Keluhan tersebut disampaikan Osi Gandut dalam Rapat Dengar Pendapat (RDP) bersama Dinas Peternakan Provinsi NTT.
Dalam forum tersebut, Dinas Peternakan NTT menyampaikan ketersediaan vaksin ASF sebenarnya masih mencukupi untuk membantu para peternak yang terdampak wabah.
Namun demikian, pelaksanaan vaksinasi ASF di Kabupaten Manggarai mengalami kendala karena belum dapat dilaksanakan dengan alasan teknis.
Menurut Osi Gandut, kendala tersebut berkaitan dengan keterbatasan waktu menjelang akhir tahun anggaran yang menyulitkan proses administrasi di daerah.

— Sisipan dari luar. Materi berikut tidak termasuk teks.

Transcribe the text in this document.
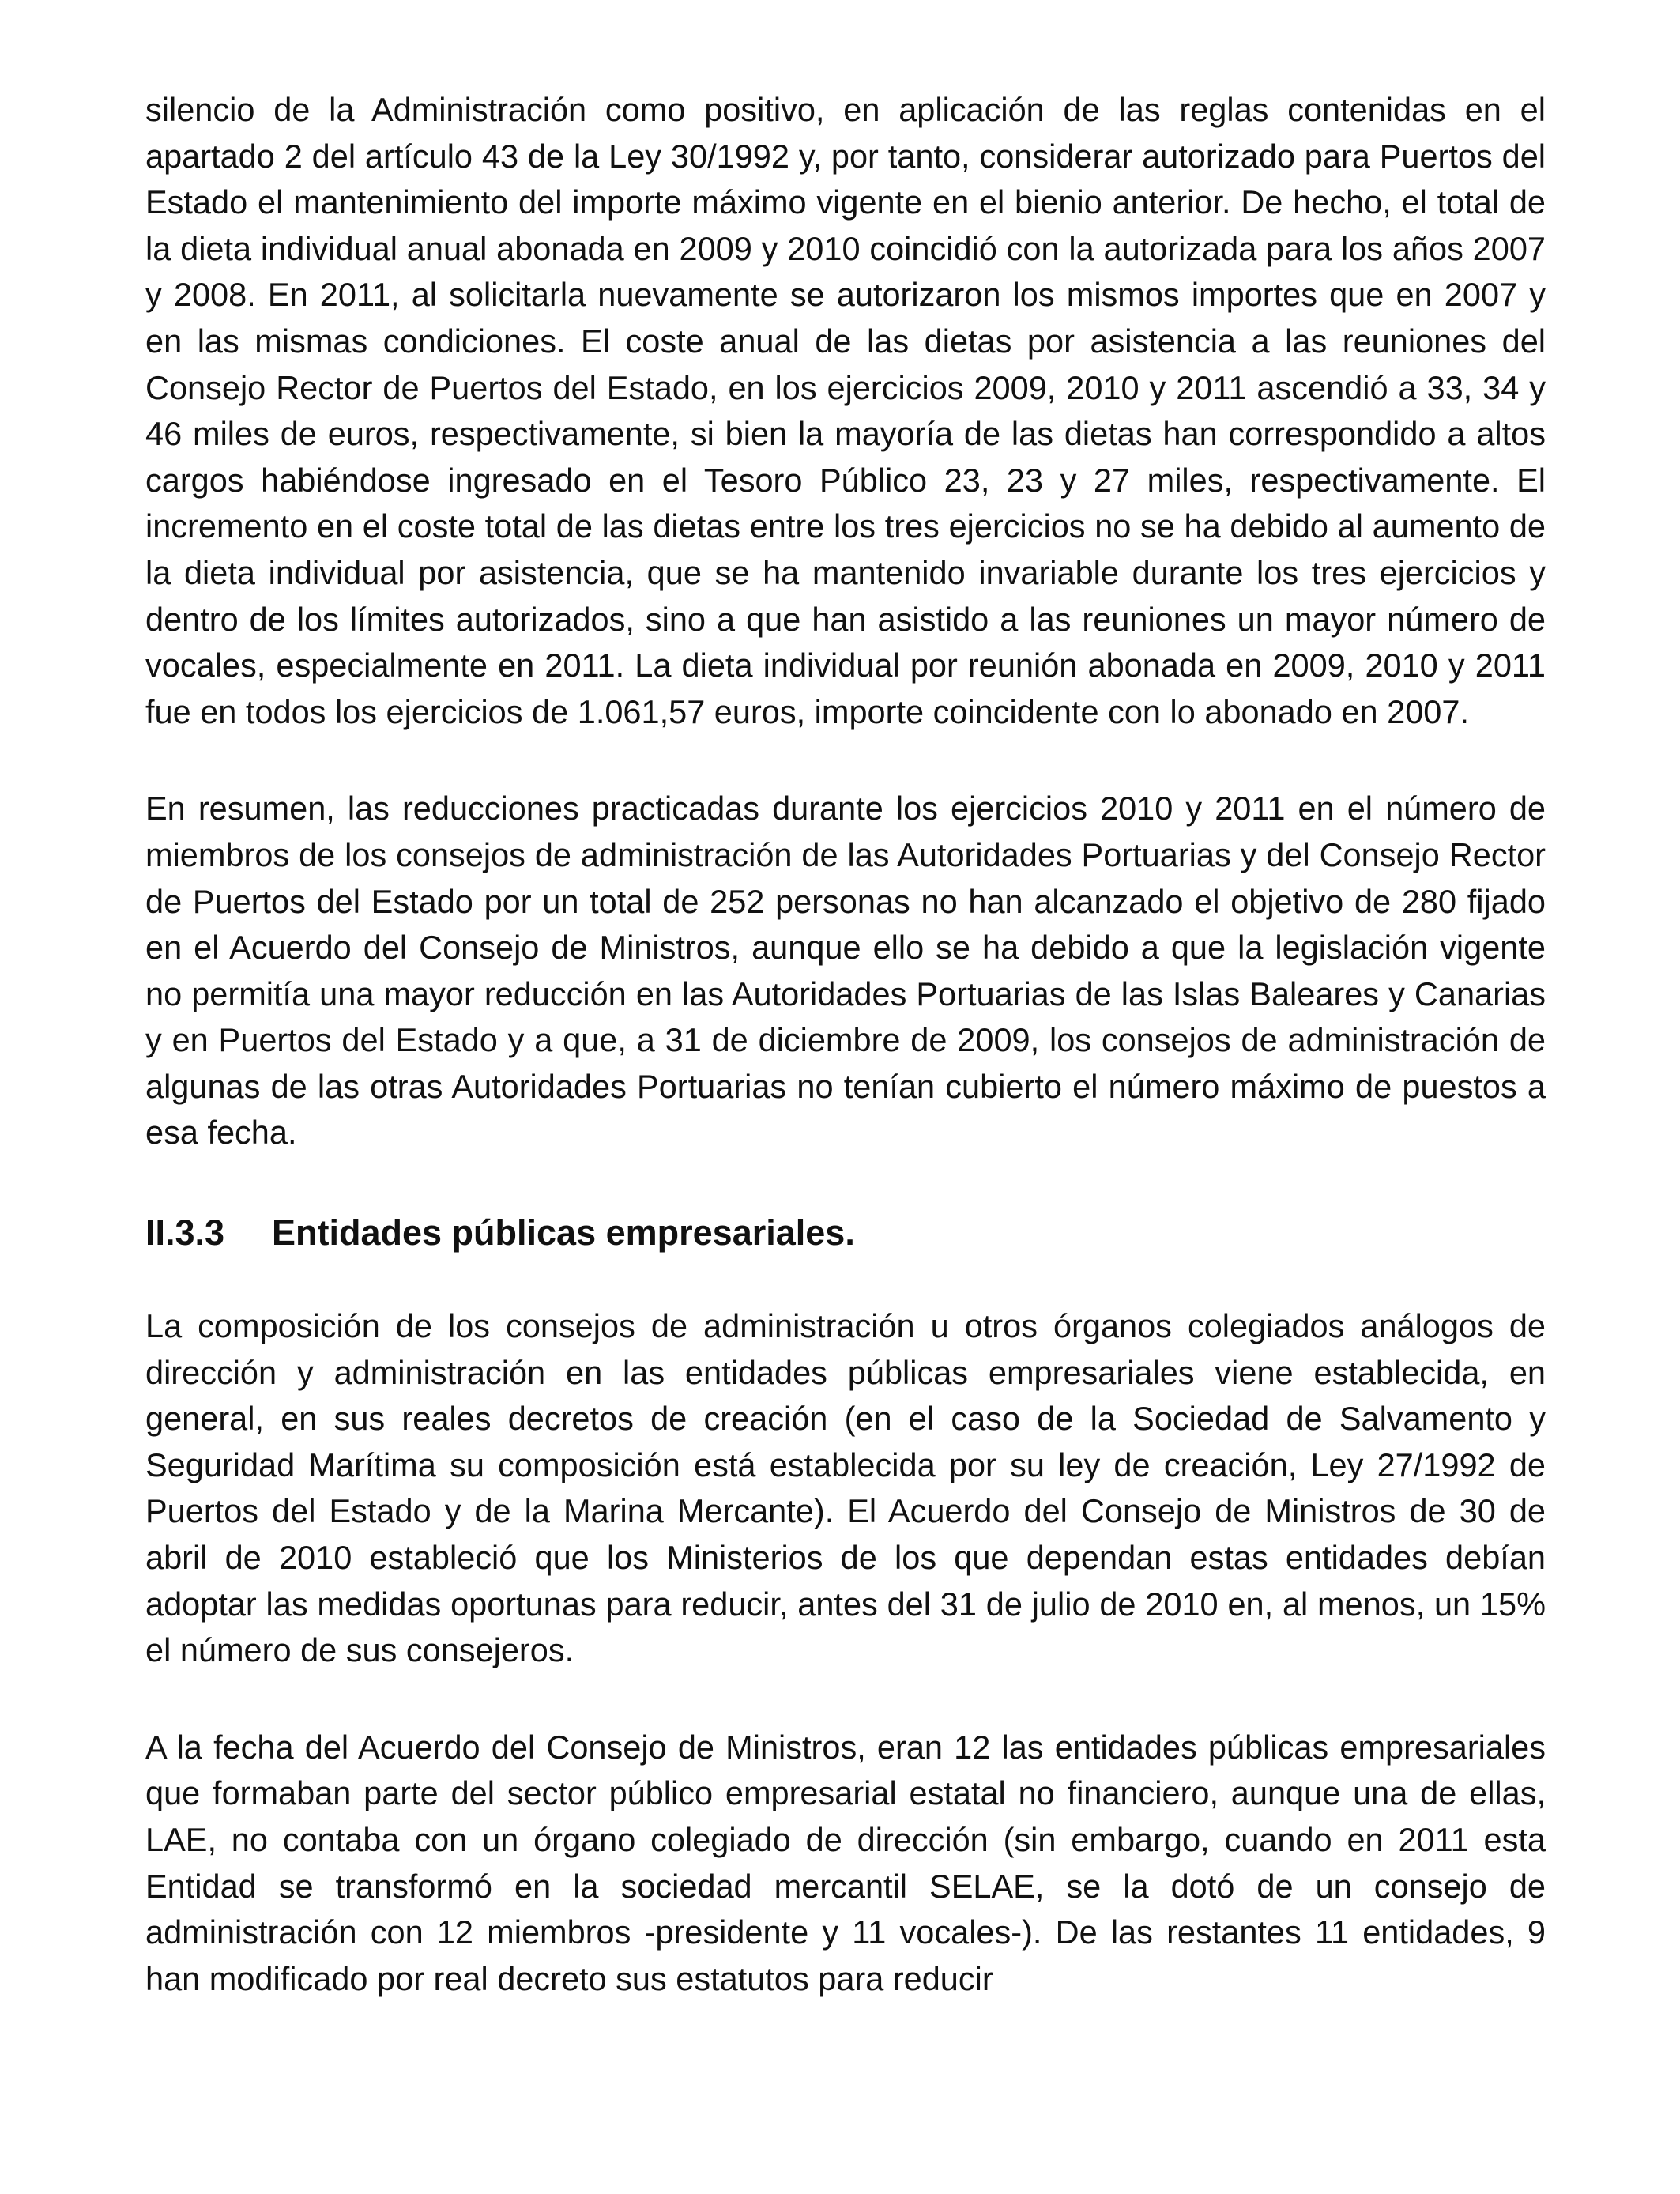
silencio de la Administración como positivo, en aplicación de las reglas contenidas en el apartado 2 del artículo 43 de la Ley 30/1992 y, por tanto, considerar autorizado para Puertos del Estado el mantenimiento del importe máximo vigente en el bienio anterior. De hecho, el total de la dieta individual anual abonada en 2009 y 2010 coincidió con la autorizada para los años 2007 y 2008. En 2011, al solicitarla nuevamente se autorizaron los mismos importes que en 2007 y en las mismas condiciones. El coste anual de las dietas por asistencia a las reuniones del Consejo Rector de Puertos del Estado, en los ejercicios 2009, 2010 y 2011 ascendió a 33, 34 y 46 miles de euros, respectivamente, si bien la mayoría de las dietas han correspondido a altos cargos habiéndose ingresado en el Tesoro Público 23, 23 y 27 miles, respectivamente. El incremento en el coste total de las dietas entre los tres ejercicios no se ha debido al aumento de la dieta individual por asistencia, que se ha mantenido invariable durante los tres ejercicios y dentro de los límites autorizados, sino a que han asistido a las reuniones un mayor número de vocales, especialmente en 2011. La dieta individual por reunión abonada en 2009, 2010 y 2011 fue en todos los ejercicios de 1.061,57 euros, importe coincidente con lo abonado en 2007.

En resumen, las reducciones practicadas durante los ejercicios 2010 y 2011 en el número de miembros de los consejos de administración de las Autoridades Portuarias y del Consejo Rector de Puertos del Estado por un total de 252 personas no han alcanzado el objetivo de 280 fijado en el Acuerdo del Consejo de Ministros, aunque ello se ha debido a que la legislación vigente no permitía una mayor reducción en las Autoridades Portuarias de las Islas Baleares y Canarias y en Puertos del Estado y a que, a 31 de diciembre de 2009, los consejos de administración de algunas de las otras Autoridades Portuarias no tenían cubierto el número máximo de puestos a esa fecha.

II.3.3	Entidades públicas empresariales.

La composición de los consejos de administración u otros órganos colegiados análogos de dirección y administración en las entidades públicas empresariales viene establecida, en general, en sus reales decretos de creación (en el caso de la Sociedad de Salvamento y Seguridad Marítima su composición está establecida por su ley de creación, Ley 27/1992 de Puertos del Estado y de la Marina Mercante). El Acuerdo del Consejo de Ministros de 30 de abril de 2010 estableció que los Ministerios de los que dependan estas entidades debían adoptar las medidas oportunas para reducir, antes del 31 de julio de 2010 en, al menos, un 15% el número de sus consejeros.

A la fecha del Acuerdo del Consejo de Ministros, eran 12 las entidades públicas empresariales que formaban parte del sector público empresarial estatal no financiero, aunque una de ellas, LAE, no contaba con un órgano colegiado de dirección (sin embargo, cuando en 2011 esta Entidad se transformó en la sociedad mercantil SELAE, se la dotó de un consejo de administración con 12 miembros -presidente y 11 vocales-). De las restantes 11 entidades, 9 han modificado por real decreto sus estatutos para reducir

“Alasan dari Dinas Peternakan Kabupaten Manggarai itu karena waktu sudah mepet akhir tahun, sehingga mereka kesulitan melaksanakan kegiatan dan membuat SPJ,” kata Osi kepada wartawan pada Kamis, 22 Januari 2026.
Osi juga mengungkapkan bahwa hingga saat ini masih terdapat sekitar 1.700 dosis vaksin ASF yang tersisa di Provinsi NTT.
Ia mendorong agar vaksin tersebut segera didistribusikan ke wilayah Manggarai guna membantu para peternak yang masih terdampak wabah ASF.
“Sekarang vaksin ASF masih tersisa sekitar 1.700 dosis di provinsi. Saya sudah sampaikan agar segera didistribusikan ke Manggarai. Tinggal pemerintah daerah merespons cepat dan menyiapkan ongkir serta biaya operasional bagi petugas vaksin,” tegasnya.
Ia berharap pemerintah daerah tidak lagi menunda langkah penanganan ASF, mengingat sektor peternakan babi memiliki peran penting dalam menopang perekonomian masyarakat NTT, khususnya di wilayah Manggarai Raya.
Dihubungi secara terpisah, Kepala Dinas Peternakan Kabupaten Manggarai, Tuty Lajar menyampaikan apresiasi atas bantuan vaksin ASF dari Dinas Peternakan Provinsi NTT serta dukungan yang diberikan oleh Osi Gandut.
Ia menegaskan, pihaknya tidak menolak bantuan vaksin ASF, melainkan mengalami keterlambatan pelaksanaan karena waktu yang terlalu mepet, terutama di akhir tahun anggaran.
“Di tahun 2025 sebenarnya bukan menolak, hanya karena waktu terlalu mepet untuk melakukan kegiatan dan laporan, apalagi di bulan Desember dengan musim hujan saat itu dan pengunjung tahun,” jelas Tuty kepada VoxNtt.com.
Tuty juga menyampaikan terima kasih atas perhatian dan bantuan yang diberikan, khususnya peran Osi Gandut dalam mendorong percepatan penanganan wabah ASF di Kabupaten Manggarai.